Negroponte talked of overcoming the fact that 50% of the world’s kids have no electricity at home or school, so the laptop needs to be low-power and have a mechanical way of charging it. He mentioned the challenge of getting screen manufacturers to produce a small, efficient screen when their main market is making huge screens for the wealthy to watch football on.

And the wireless mesh network technology, that works from computer to computer rather than relying on every computer having a connection to the internet. He mentioned that when kids take their laptops home and are more than the km or so range of the mesh, they can nail cheap solar-powered repeaters to trees on the way home so they can still mesage their friends and teachers. And Negroponte sees the home use of these computers as a massive part of the value of this project (seriously, who’d provide laptops that stay at school and only get used a few hours a day, and not at all over the holidays?). The parental use of the technology is a side benefit, one that seems to make sense if a country wanted to succeed in a knowedge-based economy. That country might well be Haiti, Libya, Pakistan, Nigeria or Peru. Hey, it could even be Australia…

The “Buy two, keep one and give the other to a developing country” sales model for OLPC produced the highest ever traffic on PayPal’s purchasing website.

“In Cambodia those kids took the (OLPC) laptops home, the little boys had their sisters make little bags for them, they slept beside the laptops, these were polished they were like a new bicycle, it was really kept in a very different way”

“in the United States … kids take (school-owned laptops) off a cart, they bring them to their desk, they use them for the class period in science simulation or something, put the laptops back on the cart, again no ill will but those laptops last about three months before they need repair because nobody owns them and it’s government property, or school property and it just doesn’t get treated the same way”

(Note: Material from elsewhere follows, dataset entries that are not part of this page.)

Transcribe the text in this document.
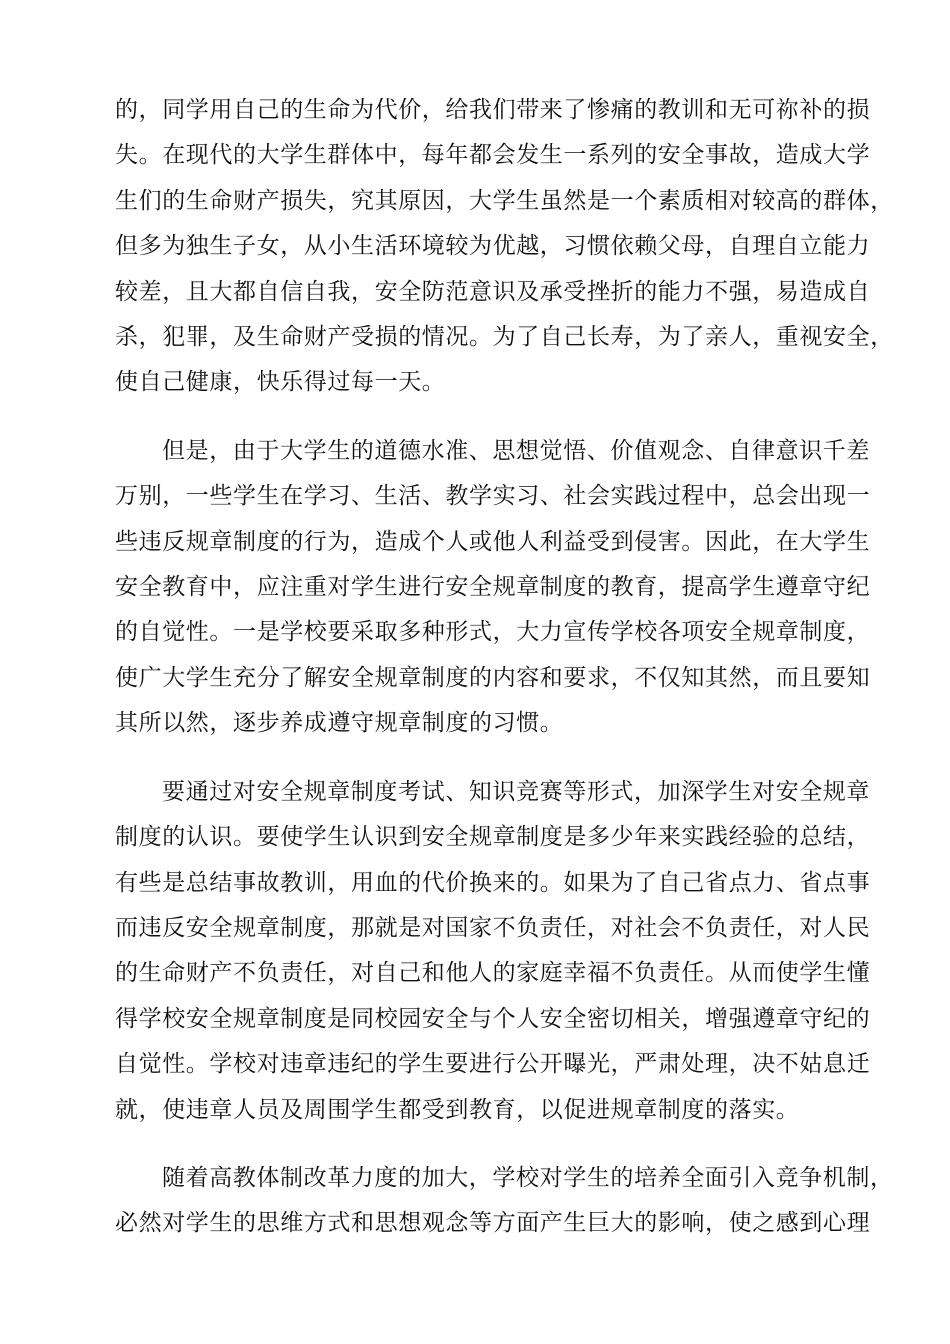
的，同学用自己的生命为代价，给我们带来了惨痛的教训和无可祢补的损
失。在现代的大学生群体中，每年都会发生一系列的安全事故，造成大学
生们的生命财产损失，究其原因，大学生虽然是一个素质相对较高的群体，
但多为独生子女，从小生活环境较为优越，习惯依赖父母，自理自立能力
较差，且大都自信自我，安全防范意识及承受挫折的能力不强，易造成自
杀，犯罪，及生命财产受损的情况。为了自己长寿，为了亲人，重视安全，
使自己健康，快乐得过每一天。

但是，由于大学生的道德水准、思想觉悟、价值观念、自律意识千差
万别，一些学生在学习、生活、教学实习、社会实践过程中，总会出现一
些违反规章制度的行为，造成个人或他人利益受到侵害。因此，在大学生
安全教育中，应注重对学生进行安全规章制度的教育，提高学生遵章守纪
的自觉性。一是学校要采取多种形式，大力宣传学校各项安全规章制度，
使广大学生充分了解安全规章制度的内容和要求，不仅知其然，而且要知
其所以然，逐步养成遵守规章制度的习惯。

要通过对安全规章制度考试、知识竞赛等形式，加深学生对安全规章
制度的认识。要使学生认识到安全规章制度是多少年来实践经验的总结，
有些是总结事故教训，用血的代价换来的。如果为了自己省点力、省点事
而违反安全规章制度，那就是对国家不负责任，对社会不负责任，对人民
的生命财产不负责任，对自己和他人的家庭幸福不负责任。从而使学生懂
得学校安全规章制度是同校园安全与个人安全密切相关，增强遵章守纪的
自觉性。学校对违章违纪的学生要进行公开曝光，严肃处理，决不姑息迁
就，使违章人员及周围学生都受到教育，以促进规章制度的落实。

随着高教体制改革力度的加大，学校对学生的培养全面引入竞争机制，
必然对学生的思维方式和思想观念等方面产生巨大的影响，使之感到心理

Several countries (Uraguay, Peru) have committed to buying around a quarter of a million of these laptops, and some cities (Birmingham Alabama, Buenos Aires) are similarly providing every child with one. 

OLPC have found that they had to develop new standards, for example they had to develop a new standard keyboard for Ethiopia as one of the languages simply did not have a standard keyboard layout – there had never been enough people speaking that language who could own a computer. till OLPC came along. Quote: “the first English word of every kid in that picture is ‘Google’, it’s literally their first word.”  Some of these countries have average personal income under $100 a year

China’s minister for education had an interesting response: “Professor Negroponte your laptop is very child-centric and our education system is very teacher-centric.”  The One Laptop per Child initiative is targeting the child as the learner, rather than the school as gatekeeper to learning. The idea that schools need to be responsible for providing and maintaining computers is seriously questioned.

The support model is rather interesting – they have trialed a model of a “laptop hospital” run by kids, and the physical design of the OLPC lappie is such that many parts can be replaced at very low cost, by relatively unskilled kids.

They are churning  out 110,000 of these laptops per month, compared with the world total laptop production of about 5 million per month.

Podcast and transcript at http://www.abc.net.au/rn/scienceshow/stories/2008/2192536.htm

Hopefully all involved with the Digital Education Revolution have looked closely at OLPC, at both its specific strategy but more importantly its philosophy of putting technology directly in the hands of kids. OLPC is giving kids in developing nations personal access to levels of technology that many so-called developed nations cannot manage. To roll out a more expensive and less pervasive model would be… well. would it be the action of a clever country?

Any educational ICT policymaker who is unaware of this initiative can hardly claim to be competent.